Ovarian ultrasonography correlated with fecal progestins and estradiol during the estrous cycle and early pregnancy in giraffes (Giraffa camelopardalis rothschildi).

Fecal and urinary progestin analyses have shown that giraffes express a short reproductive cycle, averaging 15 days, compared with other large ruminants. However, actual ovarian events have not been correlated with the hormonal pattern. In this study, mature cycling female Rothschild giraffes (Giraffa camelopardalis rothschildi) were repeatedly examined by transrectal ultrasonography to correlate ovarian function with changes in fecal progestin (fP4 [n(c) = 6]) and estradiol (fE2 [n(c) = 6]) and serum progestin (n(c) = 2) as measured by enzyme immunoassay. Five females became pregnant and were monitored during early gestation. In this study, we discovered that hormone values for fP4 in cycling giraffes do not correlate with the classic profile of follicular development, ovulation, and luteogenesis. The corpus luteum (CL) and the next dominant follicle were forming simultaneously. A mean +/- SD peak in fE2 of 254.92 +/- 194.76 ng/g and subsequent ovulation occurred as early as 1 day after the fall in fP4. In pregnant giraffes, the CL reached a diameter significantly larger (mean +/- SD, 41.02 +/- 2.70 mm; P = 0.0126) than that during the cycle (33.48 +/- 2.80 mm), while follicular activity and fluctuating fE2 were still present. With this research, we demonstrated that the progesterone profile typically used to characterize the ovarian cycle does not correlate with luteal development in the ovaries of this species. Furthermore, we conclude that the giraffe could have evolved a short reproductive cycle because of the almost parallel order of ovarian events.

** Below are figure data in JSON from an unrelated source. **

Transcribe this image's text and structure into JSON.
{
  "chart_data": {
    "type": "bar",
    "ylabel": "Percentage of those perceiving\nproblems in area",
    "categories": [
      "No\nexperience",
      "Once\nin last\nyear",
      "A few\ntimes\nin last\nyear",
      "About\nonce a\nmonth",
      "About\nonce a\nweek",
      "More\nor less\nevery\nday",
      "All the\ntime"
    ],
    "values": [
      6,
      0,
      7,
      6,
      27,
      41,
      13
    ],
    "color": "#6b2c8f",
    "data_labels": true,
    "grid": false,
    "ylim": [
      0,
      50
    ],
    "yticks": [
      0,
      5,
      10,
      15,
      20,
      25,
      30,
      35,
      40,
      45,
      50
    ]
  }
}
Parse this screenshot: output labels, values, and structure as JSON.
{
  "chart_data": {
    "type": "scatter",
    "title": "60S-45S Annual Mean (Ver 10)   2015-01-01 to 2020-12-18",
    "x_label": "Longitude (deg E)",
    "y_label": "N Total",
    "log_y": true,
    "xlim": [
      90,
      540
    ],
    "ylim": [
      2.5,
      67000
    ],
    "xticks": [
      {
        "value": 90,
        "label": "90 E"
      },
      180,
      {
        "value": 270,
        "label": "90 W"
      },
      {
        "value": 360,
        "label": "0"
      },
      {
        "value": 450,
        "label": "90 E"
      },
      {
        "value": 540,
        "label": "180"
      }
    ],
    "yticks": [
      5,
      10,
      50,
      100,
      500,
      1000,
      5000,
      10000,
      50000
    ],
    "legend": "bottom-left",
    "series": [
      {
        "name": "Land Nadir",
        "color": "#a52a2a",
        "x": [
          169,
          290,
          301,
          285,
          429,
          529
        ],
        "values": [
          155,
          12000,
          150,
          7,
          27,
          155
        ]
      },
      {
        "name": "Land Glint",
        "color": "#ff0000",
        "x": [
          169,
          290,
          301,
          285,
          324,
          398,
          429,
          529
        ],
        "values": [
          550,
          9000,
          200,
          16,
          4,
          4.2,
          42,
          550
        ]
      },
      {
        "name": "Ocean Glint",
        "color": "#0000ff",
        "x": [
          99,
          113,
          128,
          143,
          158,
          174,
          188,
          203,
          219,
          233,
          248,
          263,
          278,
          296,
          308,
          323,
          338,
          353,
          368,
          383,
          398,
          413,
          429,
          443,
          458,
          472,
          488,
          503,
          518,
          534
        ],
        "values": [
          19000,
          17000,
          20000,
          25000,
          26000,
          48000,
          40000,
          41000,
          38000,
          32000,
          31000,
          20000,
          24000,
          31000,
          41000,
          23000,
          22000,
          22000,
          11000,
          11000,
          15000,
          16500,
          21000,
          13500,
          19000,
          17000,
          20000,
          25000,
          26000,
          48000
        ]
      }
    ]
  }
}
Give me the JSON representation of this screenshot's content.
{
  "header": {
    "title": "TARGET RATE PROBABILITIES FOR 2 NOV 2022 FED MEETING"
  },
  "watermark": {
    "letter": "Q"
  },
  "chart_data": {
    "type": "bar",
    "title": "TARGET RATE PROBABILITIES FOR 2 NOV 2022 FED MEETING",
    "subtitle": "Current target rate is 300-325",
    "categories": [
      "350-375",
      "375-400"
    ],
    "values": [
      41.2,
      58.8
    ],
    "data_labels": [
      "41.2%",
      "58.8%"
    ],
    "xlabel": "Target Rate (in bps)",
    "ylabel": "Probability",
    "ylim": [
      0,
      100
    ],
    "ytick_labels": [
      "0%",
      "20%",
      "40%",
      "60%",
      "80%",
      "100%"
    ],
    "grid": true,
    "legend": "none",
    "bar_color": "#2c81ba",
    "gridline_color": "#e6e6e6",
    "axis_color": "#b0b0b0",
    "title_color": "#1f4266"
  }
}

Sonomorphology of the reproductive tract in male and pregnant and non-pregnant female Rothschild's giraffes (Giraffa camelopardalis rotschildi).

The application of real-time-B-mode ultrasonography to wild and zoo animal medicine has been shown to improve the understanding of reproductive physiology in many species. Ultrasound technology is especially helpful for monitoring urogenital health, which in turn has advantages for giraffe breeding and welfare in captivity. This study aimed to ultrasonographically describe the genital organs of reproductively healthy male and female giraffes. Through the use of a restrainer, repeated rectal ultrasound examinations were performed over a 2 year period in 2.6 Rothschild's giraffes. Changes in ovarian activity were monitored throughout four different reproductive stages in the females and included immature, mature-cycling, pregnancy, post-partum-period. In the immature giraffes the ovaries showed multiple follicles of which larger ones luteinized to form pseudo-corpora lutea. By comparison, in the mature giraffes the dominant follicle reached an ovulatory diameter of 18.5+/-0.89 mm. After ovulation, a single corpus luteum rapidly formed and reached a maximum diameter of 33.0+/-2.4mm on average. Pregnancy was detected for the first time by the embryonic vesicle, visualized around 28 days post copulation. Follicular development remained ongoing during early pregnancy. In the males, as in other ruminants, the bulbourethral glands and the seminal vesicles were prominent, whereas the prostate gland was indistinct. Knowledge about the reproductive tract morphology and physiology is necessary for diagnosing medical disorders and abnormalities in giraffes. The aim of this study was to help consolidate the current knowledge on basic reproductive parameters for this species.